1998 beschließt Volkswagen Hilfsfonds für NS-Zwangsarbeiter
Am 11. September 1998 bringt der VW-Aufsichtsrat einen Hilfsfonds für ehemalige Zwangsarbeiter der NS-Zeit auf den Weg. 20 Millionen D-Mark umfasst er. Der Konzern nimmt damit eine Vorreiterrolle ein.
Am 26. Mai 1938 legt Adolf Hitler am Mittellandkanal bei Fallersleben den Grundstein für VW, den heute größten Autobauer Europas. Und die Nazi-Vergangenheit wiegt auch nach dem Zweiten Weltkrieg schwer. Denn was damals bei einem Festakt vor 50.000 Teilnehmern als Motorisierung der Massen inszeniert wird, entwickelt sich bei Kriegsbeginn zu einem Rüstungsbetrieb, dessen Belegschaft immer mehr aus Zwangsarbeitern besteht.
Laut VW werden bereits ab 1938 italienische Bauarbeiter angeworben, weil mehrere Tausend deutsche Kräfte zum Bau des sogenannten Westwalls abgezogen worden sind.

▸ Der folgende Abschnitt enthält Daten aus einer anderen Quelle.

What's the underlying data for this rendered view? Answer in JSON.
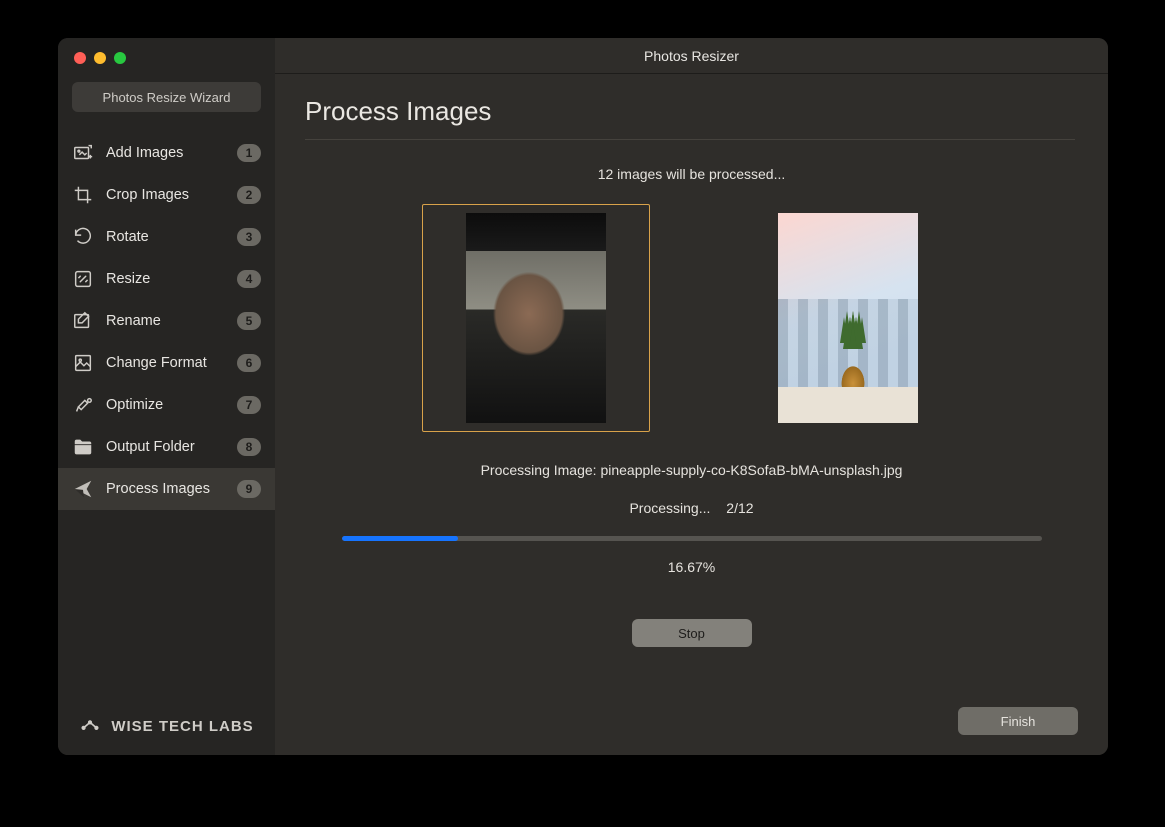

Was deren Entlohnung, Versorgung und Behandlung betrifft, seien diese Wanderarbeiter den deutschen Beschäftigten gleichgestellt gewesen, so VW. "Nach Kriegsbeginn griff die damalige Volkswagen-Gesellschaft ständig auf ausländische Ersatzarbeitskräfte zurück", heißt es in der VW-Schriftenreihe "Aus der Geschichte lernen" von 1999. Der Übergang zur Zwangsarbeit habe sich im Januar 1941 vollzogen, "als dem Hauptwerk - nach 300 polnischen Frauen im Spätsommer 1940 - mehr als 1.000 deutsche Militärstrafgefangene zugewiesen wurden".
"Gefangene waren der Willkür ihrer Bewacher ausgeliefert"
Diese "unfreien Arbeiter" werden auch anders behandelt: "Die Gefangenen waren seit Februar 1941 in einem mit Stacheldraht umzäunten Bereich des Gemeinschaftslagers untergebracht und dort der Willkür ihrer Bewacher ausgeliefert", ist in der VW-Publikation "Erinnerungsstätte an die Zwangsarbeit auf dem Gelände des Volkswagenwerks" zu lesen.
Militärfahrzeuge für den deutschen Vernichtungskrieg
Der "Kraft durch Freude"-Wagen, der schon im Jahr 1934 angekündigt worden ist und auf den 336.000 Deutsche gespart haben, wird bis Kriegsende nur in 630 Exemplaren gebaut. Privatautos bleiben weiterhin einer kleinen, privilegierten Schicht vorbehalten. Stattdessen liefert das Volkswagenwerk mehr als 60.000 Militärfahrzeuge für den deutschen Vernichtungskrieg an Wehrmacht und SS, zudem Tellerminen, Panzerfäuste und Flugbomben. Darüber hinaus repariert das Werk Kampfflugzeuge der Luftwaffe. Dafür wird das Unternehmen als "Kriegsmusterbetrieb" und "Nationalsozialistischer Musterbetrieb" gerühmt. Für die Planung des Werkes ist Ferdinand Porsche (1875-1951) verantwortlich. Kurze Zeit nach der Gründung des ersten Volkswagen-Werkes entsteht auch die neue "Stadt des KdF-Wagens bei Fallersleben" - das spätere Wolfsburg.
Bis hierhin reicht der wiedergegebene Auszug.